Injury prevention measures that are commonly used for games and practices should be outlined. Parents should be assured that the playing/practice area and equipment will be checked to help keep players safe and free from hazards. They should be told of the availability of first aid and who is responsible for its administration.
Have the parents provide the information necessary for you to handle an emergency (parents’ names, addresses, telephone numbers, names and telephone numbers of family doctors and the hospital of preference). You should also describe the procedures that will be used in case of an emergency.
Explain what equipment the players need and where it can be purchased. You may also want to offer advice on the quality of skates, sticks, helmets, etc., and indicate how much parents can expect to pay for specific items.
You might want to bring an example of the equipment that each player will need and provide tips on the proper care and maintenance of equipment.
The Player’s Responsibilities
Children must assume certain responsibilities if they wish to play ice hockey, including good sportsmanship, teamwork, and being on time for practices and games. Also, cooperating with coaches and teammates, developing team and individual skills, and abiding by the official playing rules are responsibilities that players should embrace.
These responsibilities should be discussed so that parents can help reinforce them at home.

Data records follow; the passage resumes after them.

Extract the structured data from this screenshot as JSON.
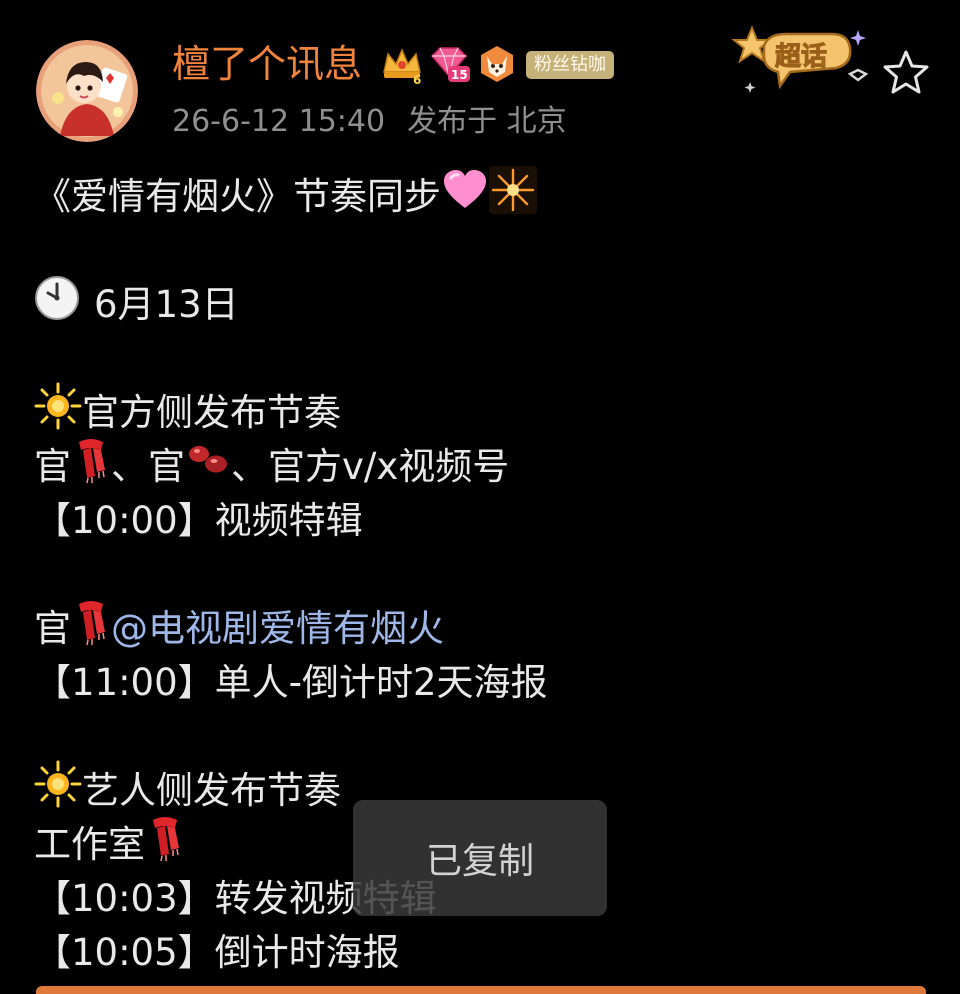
{
  "user": {
    "name": "檀了个讯息",
    "fan_badge": "粉丝钻咖",
    "level_crown": "6",
    "level_gem": "15",
    "timestamp": "26-6-12 15:40",
    "location": "发布于 北京"
  },
  "supertopic": {
    "label": "超话"
  },
  "post": {
    "title": "《爱情有烟火》节奏同步",
    "date": "6月13日",
    "official_heading": "官方侧发布节奏",
    "official_channels_a": "官",
    "official_channels_b": "、官",
    "official_channels_c": "、官方v/x视频号",
    "item1": "【10:00】视频特辑",
    "official2_prefix": "官",
    "mention": "@电视剧爱情有烟火",
    "item2": "【11:00】单人-倒计时2天海报",
    "artist_heading": "艺人侧发布节奏",
    "studio": "工作室",
    "item3": "【10:03】转发视频特辑",
    "item4": "【10:05】倒计时海报"
  },
  "toast": {
    "text": "已复制"
  },
  "colors": {
    "username": "#f0843c",
    "mention": "#9fb7e8",
    "fan_badge": "#c4b27a",
    "meta": "#8f8f8f"
  },
  "icons": {
    "heart": "pink-heart-icon",
    "firework": "firework-icon",
    "clock": "clock-icon",
    "star": "glowing-star-icon",
    "scarf": "red-scarf-icon",
    "beans": "beans-icon"
  }
}
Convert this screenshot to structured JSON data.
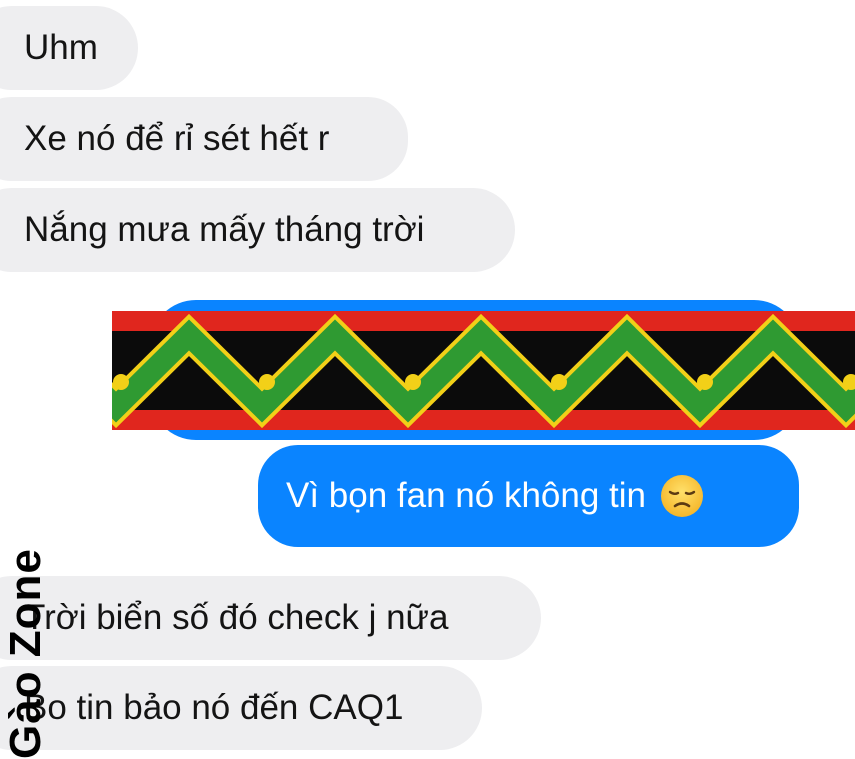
{
  "messages": [
    {
      "id": "m1",
      "direction": "incoming",
      "text": "Uhm"
    },
    {
      "id": "m2",
      "direction": "incoming",
      "text": "Xe nó để rỉ sét hết r"
    },
    {
      "id": "m3",
      "direction": "incoming",
      "text": "Nắng mưa mấy tháng trời"
    },
    {
      "id": "m4",
      "direction": "outgoing",
      "text": "Vì bọn fan nó không tin",
      "emoji": "disappointed-face"
    },
    {
      "id": "m5",
      "direction": "incoming",
      "text": "Trời biển số đó check j nữa"
    },
    {
      "id": "m6",
      "direction": "incoming",
      "text": "Bo tin bảo nó đến CAQ1"
    }
  ],
  "sticker": {
    "pattern": "zigzag-brocade",
    "colors": {
      "red": "#e0261e",
      "black": "#0b0b0b",
      "green": "#2f9a32",
      "yellow": "#f2d018"
    }
  },
  "watermark": {
    "text": "Gào Zone"
  },
  "colors": {
    "incoming_bubble": "#eeeef0",
    "outgoing_bubble": "#0a84ff"
  }
}
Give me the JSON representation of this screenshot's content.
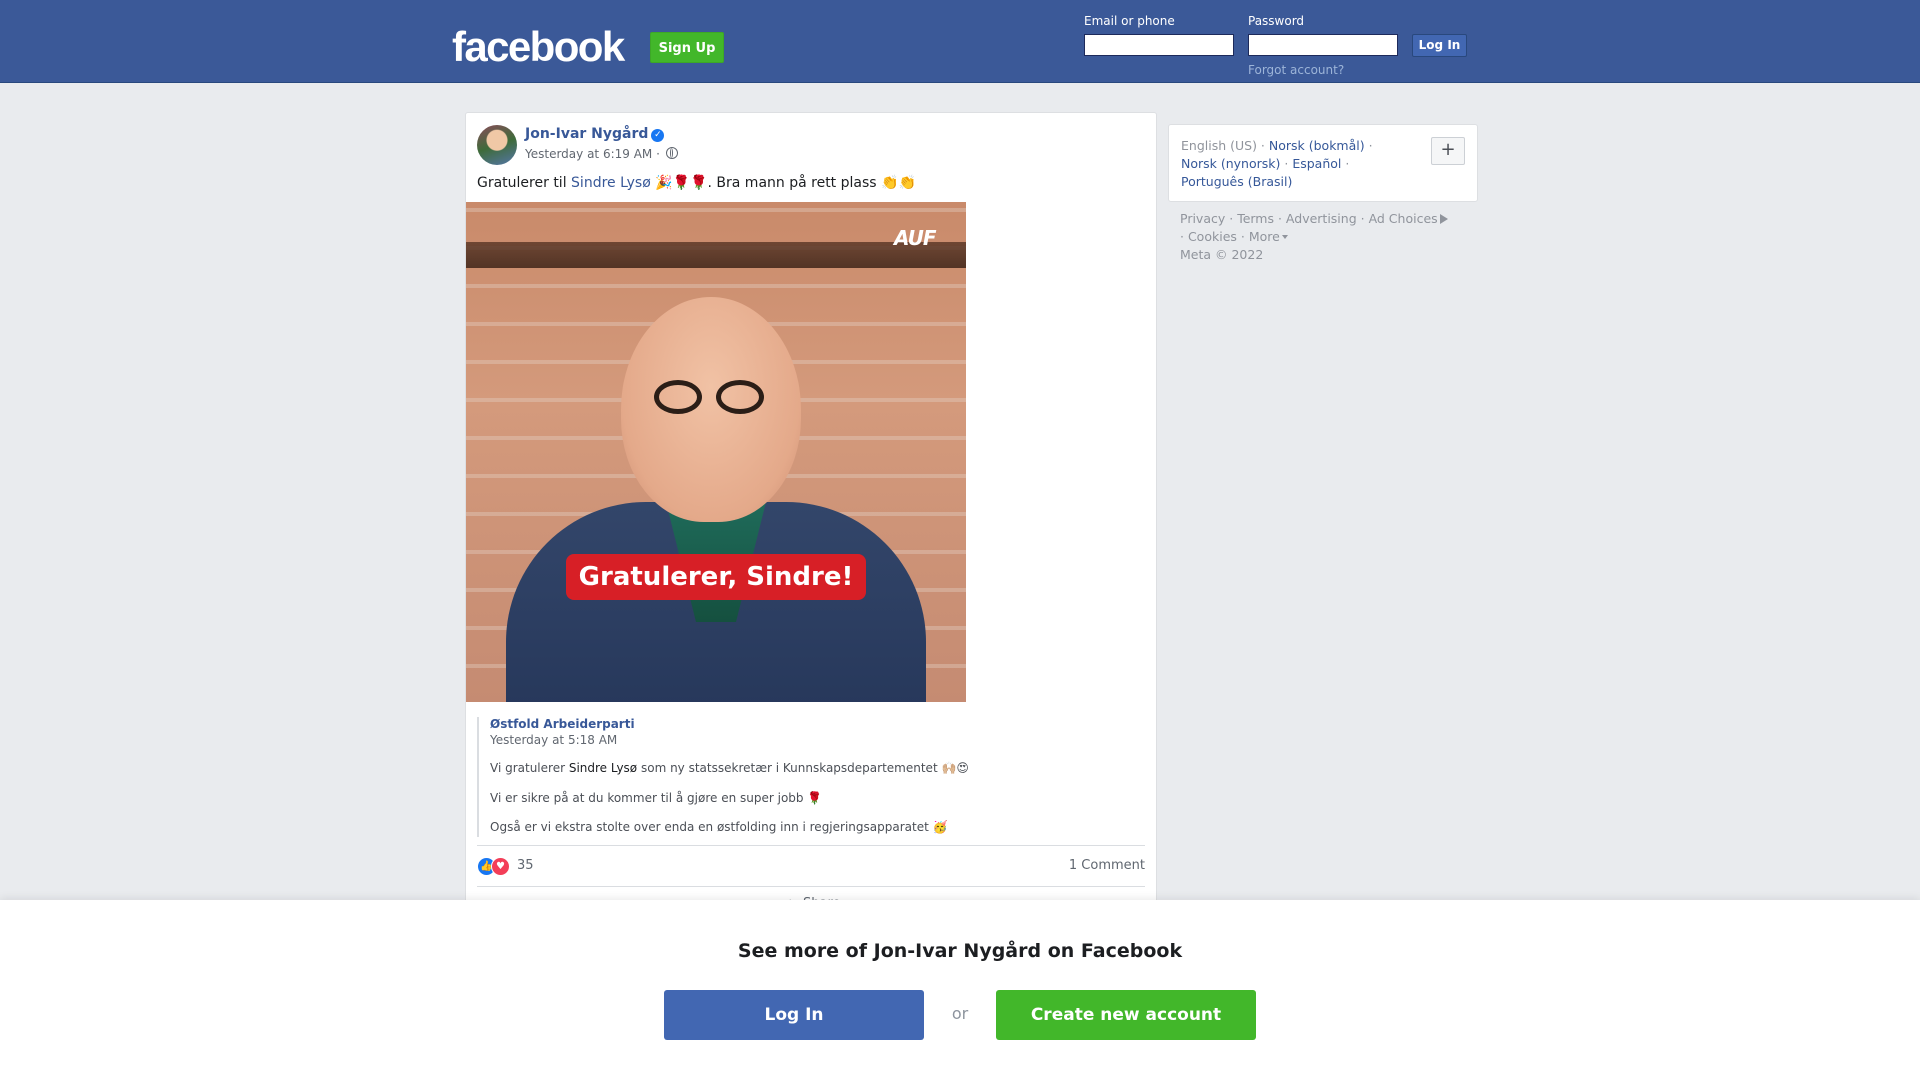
{
  "header": {
    "logo_text": "facebook",
    "signup_label": "Sign Up",
    "email_label": "Email or phone",
    "password_label": "Password",
    "login_label": "Log In",
    "forgot_label": "Forgot account?",
    "bg_color": "#3b5998"
  },
  "post": {
    "author": "Jon-Ivar Nygård",
    "time": "Yesterday at 6:19 AM",
    "text_before": "Gratulerer til ",
    "mention": "Sindre Lysø",
    "text_after": " 🎉🌹🌹. Bra mann på rett plass 👏👏",
    "image_logo": "AUF",
    "image_banner": "Gratulerer, Sindre!",
    "shared": {
      "page": "Østfold Arbeiderparti",
      "time": "Yesterday at 5:18 AM",
      "line1_before": "Vi gratulerer ",
      "line1_name": "Sindre Lysø",
      "line1_after": " som ny statssekretær i Kunnskapsdepartementet 🙌🏼😍",
      "line2": "Vi er sikre på at du kommer til å gjøre en super jobb 🌹",
      "line3": "Også er vi ekstra stolte over enda en østfolding inn i regjeringsapparatet 🥳"
    },
    "reaction_count": "35",
    "comment_count": "1 Comment",
    "share_label": "Share"
  },
  "sidebar": {
    "languages": [
      "English (US)",
      "Norsk (bokmål)",
      "Norsk (nynorsk)",
      "Español",
      "Português (Brasil)"
    ],
    "add_label": "+",
    "footer": {
      "privacy": "Privacy",
      "terms": "Terms",
      "advertising": "Advertising",
      "ad_choices": "Ad Choices",
      "cookies": "Cookies",
      "more": "More",
      "copyright": "Meta © 2022"
    }
  },
  "overlay": {
    "title": "See more of Jon-Ivar Nygård on Facebook",
    "login_label": "Log In",
    "or_label": "or",
    "create_label": "Create new account"
  }
}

The Parents’ Responsibilities
Parents of young athletes have many responsibilities that should be discussed at the Parents Meeting. Now is the time to discuss them so they understand their responsibilities within the framework of the team
Take this opportunity to ask parents for their assistance over the course of the season. Telephoning, refreshments after games, hosting of visiting teams and assisting with travel arrangements to out-of-town games are some areas that may be discussed.
The Season Schedule
Provide the parents with a schedule of games and practices for the upcoming season (if possible). Otherwise advise the parents how this information will be delivered to them and when. Also, inform the parents as to when players are expected to arrive at practices and games and when they will be available to leave.
You may also wish to provide a list of all the players’ addresses and phone numbers for the parents.
Review the team budget with the parents and make sure it is acceptable to all. At no time is it acceptable to add “non-hockey” items to the budget (such as clothing). The budget such cover only items related to the running of a hockey program (i.e. tournaments, extra ice, team activities etc).
Question and Answer Period
Concluding the meeting with a question-and-answer period will provide parents with an opportunity to raise any concerns they may have.
Parents can be a great asset to a hockey team as well as a positive influence. By inviting them to talk with you about how you perceive your role as coach, the purpose of the Lakeshore Minor Hockey program, and the responsibilities that they and their children have to the team, you are helping create a good coach/parent relationship.